Cuba has successfully contained a potential second surge of coronavirus infections and will lift lockdown restrictions for Havana, authorities said Wednesday.
With just one fatality reported for every 100,000 people — compared to more than 2,190 for each 100,000 in the United States — Cuba has fared better than many much more affluent nations thanks to its universal health care system.
Of just over 5,500 infections that have been reported to date, more than 90 percent were detected through aggressive contact tracing, according to Reuters. The country also enforces strict isolation policies for anyone who gets sick, at times placing whole city blocks under quarantine, and punishes social distancing and mask violations with steep fines.

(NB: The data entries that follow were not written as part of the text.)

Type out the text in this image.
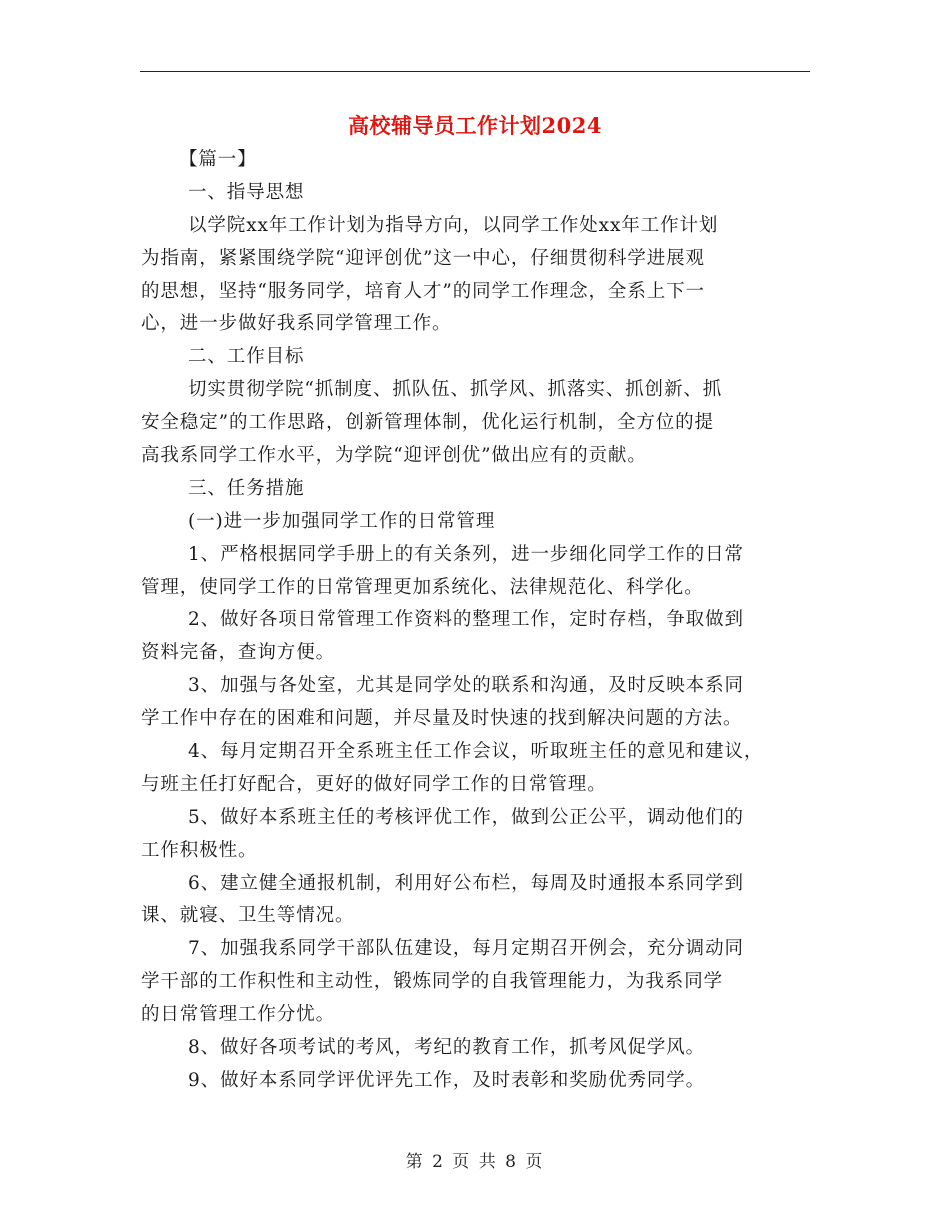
高校辅导员工作计划2024
【篇一】
一、指导思想
以学院xx年工作计划为指导方向，以同学工作处xx年工作计划
为指南，紧紧围绕学院“迎评创优”这一中心，仔细贯彻科学进展观
的思想，坚持“服务同学，培育人才”的同学工作理念，全系上下一
心，进一步做好我系同学管理工作。
二、工作目标
切实贯彻学院“抓制度、抓队伍、抓学风、抓落实、抓创新、抓
安全稳定”的工作思路，创新管理体制，优化运行机制，全方位的提
高我系同学工作水平，为学院“迎评创优”做出应有的贡献。
三、任务措施
(一)进一步加强同学工作的日常管理
1、严格根据同学手册上的有关条列，进一步细化同学工作的日常
管理，使同学工作的日常管理更加系统化、法律规范化、科学化。
2、做好各项日常管理工作资料的整理工作，定时存档，争取做到
资料完备，查询方便。
3、加强与各处室，尤其是同学处的联系和沟通，及时反映本系同
学工作中存在的困难和问题，并尽量及时快速的找到解决问题的方法。
4、每月定期召开全系班主任工作会议，听取班主任的意见和建议，
与班主任打好配合，更好的做好同学工作的日常管理。
5、做好本系班主任的考核评优工作，做到公正公平，调动他们的
工作积极性。
6、建立健全通报机制，利用好公布栏，每周及时通报本系同学到
课、就寝、卫生等情况。
7、加强我系同学干部队伍建设，每月定期召开例会，充分调动同
学干部的工作积性和主动性，锻炼同学的自我管理能力，为我系同学
的日常管理工作分忧。
8、做好各项考试的考风，考纪的教育工作，抓考风促学风。
9、做好本系同学评优评先工作，及时表彰和奖励优秀同学。
第 2 页 共 8 页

After easing restrictions in June and allowing life on the island to get back to normal, however, Cuba again saw an uptick in cases in August. Most were concentrated in Havana, prompting authorities to shut down schools and public transportation, impose nightly curfews beginning at 7 p.m. and block people from leaving the city. On Wednesday, Havana governor Reinaldo García Zapata said that the measures had helped reduce the city’s infection rate to 0.87 percent, Reuters reported.
Cuba has been deploying its doctors on medical missions to nearly 40 countries during the pandemic, an arrangement that in some cases has generated much-needed funds. Already weakened by U.S. sanctions, the collapse of tourism has left the country facing one of its worst food shortages in decades.